Friends – and I call anyone my friend who loved and admired Bill Girard - it was, without doubt, the most intoxicating, addictive stuff I have ever encountered. In fact, as you can tell, I never recovered. And I promise you, I’m not alone in this.

 

In the non-fiction best-seller, The Black Swan, author, Nassim Nicholaus Taleb, sites studies by psychologist Philip Tetlock conclusively demonstrating that the ability of soft-science experts in politics and economics to predict outcomes five years in the future is inversely related to the expert’s reputation.

 

In other words, the greater an expert’s reputation – or, as I see it, the fatter the ego – the smaller the number of accurate predictions the expert made. I’d wager that the same rule of thumb can be applied to art critics and collectors, especially those who denigrated the work of Bill Girard.

 

Like Bill, I’m an art school drop-out, an anti-expert.  So for what’s it’s worth, here’s my prediction: William Girard has left us a legacy that will someday bring smiles to faces in many museums and mansions. For the wrong reasons, perhaps. But smiles nonetheless.
 

I bettja that, someday, art historians will attend conferences and write erudite papers on such topics as:

 

Homo or Hetero? Sensuality and Suggestion in the Work of William Girard

Girard: Spiritual Heir of the Go for Baroque Spirit

Remastering the Old Masters: The Girard Approach

Eros, Apollo & Bill: A Figurative Love Affair

The Genes of Balmoral Castle in the Work of William Girard.

The Prince and Pauper of Fine Art: William Girard

 

Indeed, I have long dreamt of establishing and endowing an institution in Bill’s honor: The Girard Institute for Recognition of Artists, Restorers and Designers.

 

Oh yeah, Bill did lots of things wrong. Everything that didn’t really matter. But he was a master of what he thought did matter.

 

Bill was the very best instructor I ever had, in any field.  As I accumulated well over 250 college credits from the University of Michigan; Albert-Ludwigs Universitaet; the Center for Creative Studies; Studio Art Centers International; and Arizona State University, my credibility in this, at least, ought to be pretty good. Plus, I’ve collected many similar kudos about Bill from folks I’ve never even met.

 

I’ve also seen the inside of many, many museums in the US and Europe. And I’ve been deeply moved by my encounters there. But none of those experiences can compare to the first time Bill took me to see the home of Allan Abramson, on the Detroit River, back in the 80s.

 

Until you’ve actually viewed a comprehensive collection of the work of William Girard, paintings, sculpture and drawing, large and small, as I did then, you simply can’t imagine how dazzlingly imaginative, how very, very special, our dear friend really was.  

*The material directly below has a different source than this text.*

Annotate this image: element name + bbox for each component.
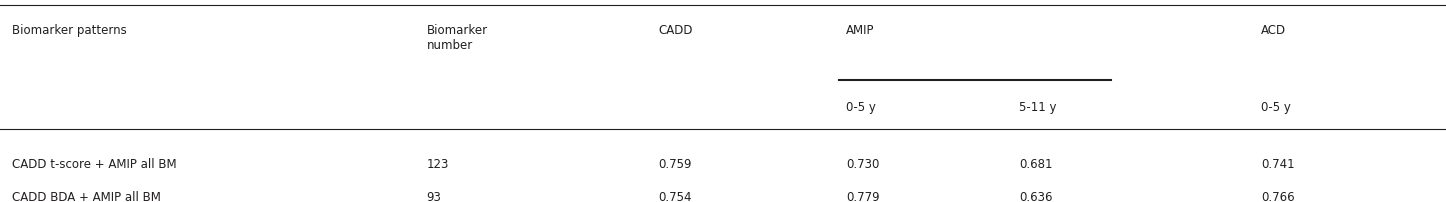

 I could go on and on about my Bill Girard. I will go on. But not just now.  Now it's time for you to share your Bill Girard.

 

The vessel we called Bill Girard is gone. But I'm still tipsy. Bill's intoxicating, powerful and infectious spirit gives me joy every day. I hope it does the same for you and others, for as long as beauty, craftsmanship, wit and artistic courage are cherished.

 

I love you, Bill Girard. Feel free to drop in anytime.

 

Your spirit is welcome anywhere it finds me, anytime.